Kruskal–Wallis test example


### --------------------------------------------------------------
### Kruskal–Wallis test, oyster DNA example, pp. 163–164
### --------------------------------------------------------------

Data = read.table(header=TRUE, stringsAsFactor=TRUE, text="

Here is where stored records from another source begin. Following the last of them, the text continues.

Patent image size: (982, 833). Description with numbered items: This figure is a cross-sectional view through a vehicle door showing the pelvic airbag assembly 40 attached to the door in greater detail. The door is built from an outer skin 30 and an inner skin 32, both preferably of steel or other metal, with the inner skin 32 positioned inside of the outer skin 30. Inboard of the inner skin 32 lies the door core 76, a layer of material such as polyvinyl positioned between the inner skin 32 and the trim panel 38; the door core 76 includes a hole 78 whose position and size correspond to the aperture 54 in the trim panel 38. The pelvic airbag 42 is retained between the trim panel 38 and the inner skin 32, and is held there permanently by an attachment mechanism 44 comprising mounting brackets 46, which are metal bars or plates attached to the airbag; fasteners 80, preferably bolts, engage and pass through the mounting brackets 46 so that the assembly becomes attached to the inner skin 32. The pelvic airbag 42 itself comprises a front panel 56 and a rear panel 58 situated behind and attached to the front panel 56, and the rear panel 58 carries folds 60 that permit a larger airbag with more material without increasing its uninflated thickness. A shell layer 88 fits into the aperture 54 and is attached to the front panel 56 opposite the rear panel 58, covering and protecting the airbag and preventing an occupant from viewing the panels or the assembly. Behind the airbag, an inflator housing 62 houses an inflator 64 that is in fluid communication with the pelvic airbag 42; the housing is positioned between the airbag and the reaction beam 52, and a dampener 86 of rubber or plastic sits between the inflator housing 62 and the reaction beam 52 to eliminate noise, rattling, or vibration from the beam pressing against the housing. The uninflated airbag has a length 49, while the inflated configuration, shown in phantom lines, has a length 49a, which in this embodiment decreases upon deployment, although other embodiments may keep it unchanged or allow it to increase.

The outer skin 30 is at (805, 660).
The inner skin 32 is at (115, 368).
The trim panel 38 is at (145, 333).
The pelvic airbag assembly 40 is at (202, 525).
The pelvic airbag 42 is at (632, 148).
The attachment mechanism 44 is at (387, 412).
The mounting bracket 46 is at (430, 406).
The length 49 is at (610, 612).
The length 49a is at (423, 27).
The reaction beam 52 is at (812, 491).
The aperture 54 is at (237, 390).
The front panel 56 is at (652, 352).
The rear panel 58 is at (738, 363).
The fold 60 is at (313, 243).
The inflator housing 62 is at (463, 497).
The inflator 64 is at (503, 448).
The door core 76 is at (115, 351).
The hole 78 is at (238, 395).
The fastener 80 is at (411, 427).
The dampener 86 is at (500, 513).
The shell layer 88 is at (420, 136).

 Markername  Markertype  fst
 CVB1        DNA        -0.005
 CVB2m       DNA         0.116
 CVJ5        DNA        -0.006
 CVJ6        DNA         0.095
 CVL1        DNA         0.053
 CVL3        DNA         0.003
 6Pgd        protein    -0.005
 Aat-2       protein     0.016
 Acp-3       protein     0.041
 Adk-1       protein     0.016
 Ap-1        protein     0.066
 Est-1       protein     0.163
 Est-3       protein     0.004
 Lap-1       protein     0.049
 Lap-2       protein     0.006
 Mpi-2       protein     0.058
 Pgi         protein    -0.002
 Pgm-1       protein     0.015
 Pgm-2       protein     0.044
 Sdh         protein     0.024
")

### Specify the order of factor levels
##   otherwise R will alphabetize them


Data$Markertype = factor(Data$ Markertype, levels=unique(Data$ Markertype))


### Examine data frame

str(Data)

### Summarize data

library(FSA)

Summarize(fst ~ Markertype,
          data = Data)


  Markertype  n      mean        sd    min       Q1 median      Q3   max
1        DNA  6 0.0426667 0.0537352 -0.006 -0.00300  0.028 0.08450 0.116
2    protein 14 0.0353571 0.0431448 -0.005  0.00825  0.020 0.04775 0.163


kruskal.test(fst ~ Markertype,
             data = Data)


Kruskal-Wallis chi-squared = 0.0426, df = 1, p-value = 0.8365


Power Analysis

 

See the Handbook for information on this topic.

 

References

 

Zar, J.H. 2010. Biostatistical Analysis, 5th ed.  Pearson Prentice Hall: Upper Saddle River, NJ.